Por ejemplo: un fideicomiso te brinda la posibilidad de poner cada propiedad dentro de un contrato y la administración se asigna a un figura fiduciaria para que cualquier objetivo que tengas se incluya en el contrato y se cumpla cabalmente.

Cualquier persona con hijos, si cuenta con un patrimonio que eventualmente podría heredar, debería considerar la posibilidad de constituir un fideicomiso, para asegurarse que sea trasladado en su ausencia a quienes se les haya designado y evitar pasar por procesos complicados: como la posibilidad de una impugnación del testamento o tener que realizar gastos no previstos de notarios y abogados al momento de hacer la ejecución del testamento, o verse en la necesidad de designar un albacea (encargado del testamento), etc.

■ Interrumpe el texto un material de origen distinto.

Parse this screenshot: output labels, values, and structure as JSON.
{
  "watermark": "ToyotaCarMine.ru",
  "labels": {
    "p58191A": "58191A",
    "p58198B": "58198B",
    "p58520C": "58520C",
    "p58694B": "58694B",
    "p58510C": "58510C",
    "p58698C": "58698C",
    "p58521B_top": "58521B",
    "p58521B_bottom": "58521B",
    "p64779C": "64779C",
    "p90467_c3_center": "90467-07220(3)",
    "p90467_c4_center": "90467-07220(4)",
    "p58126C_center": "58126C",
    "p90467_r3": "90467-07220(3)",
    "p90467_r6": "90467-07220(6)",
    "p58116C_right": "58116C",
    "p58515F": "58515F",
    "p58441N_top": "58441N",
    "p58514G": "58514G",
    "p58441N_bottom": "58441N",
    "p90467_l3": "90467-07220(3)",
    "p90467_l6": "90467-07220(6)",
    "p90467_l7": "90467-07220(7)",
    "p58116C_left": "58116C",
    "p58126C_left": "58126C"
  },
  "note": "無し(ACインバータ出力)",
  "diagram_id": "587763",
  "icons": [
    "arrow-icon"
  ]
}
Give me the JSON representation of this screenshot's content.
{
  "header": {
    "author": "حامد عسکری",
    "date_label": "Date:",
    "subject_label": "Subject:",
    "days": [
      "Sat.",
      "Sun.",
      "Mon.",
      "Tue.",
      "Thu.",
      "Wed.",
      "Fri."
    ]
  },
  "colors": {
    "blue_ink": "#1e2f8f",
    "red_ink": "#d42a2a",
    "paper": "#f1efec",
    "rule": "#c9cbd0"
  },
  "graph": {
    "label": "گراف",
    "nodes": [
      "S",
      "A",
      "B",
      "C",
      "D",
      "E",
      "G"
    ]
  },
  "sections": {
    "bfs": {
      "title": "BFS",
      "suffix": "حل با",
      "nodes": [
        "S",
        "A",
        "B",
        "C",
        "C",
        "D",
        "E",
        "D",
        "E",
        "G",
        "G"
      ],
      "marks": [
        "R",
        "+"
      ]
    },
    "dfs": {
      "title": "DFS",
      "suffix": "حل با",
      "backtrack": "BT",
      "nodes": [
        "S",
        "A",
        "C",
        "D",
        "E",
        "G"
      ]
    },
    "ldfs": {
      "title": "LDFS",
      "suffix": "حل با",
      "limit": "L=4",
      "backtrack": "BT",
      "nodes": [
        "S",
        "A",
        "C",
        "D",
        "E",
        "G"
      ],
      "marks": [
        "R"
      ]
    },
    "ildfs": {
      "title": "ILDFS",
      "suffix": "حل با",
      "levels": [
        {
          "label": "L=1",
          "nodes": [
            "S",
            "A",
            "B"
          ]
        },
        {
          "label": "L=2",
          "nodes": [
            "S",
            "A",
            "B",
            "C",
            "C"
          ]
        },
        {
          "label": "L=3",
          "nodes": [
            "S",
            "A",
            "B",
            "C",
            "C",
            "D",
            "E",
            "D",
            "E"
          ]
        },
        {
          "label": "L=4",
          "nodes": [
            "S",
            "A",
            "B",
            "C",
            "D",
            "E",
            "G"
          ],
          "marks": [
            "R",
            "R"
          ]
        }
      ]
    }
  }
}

Este poder dejará instrucciones claras de lo que el fiduciario tiene que hacer para evitar este tipo de situaciones.

Puntualmente esta estrategia patrimonial no solo es un vehículo:

  • Es una protección que brinda confidencialidad.
  • Evita la posibilidad de ser impugnado, porque son instrucciones que se ejecutan tal y como el cliente las estableció.  
  • El cliente tiene el control de sus bienes los puede seguir administrando, instruyendo, implementando, retirando.

Inclusive en un momento que el fideicomiso no fuera necesario, puede llegar a cancelarlo.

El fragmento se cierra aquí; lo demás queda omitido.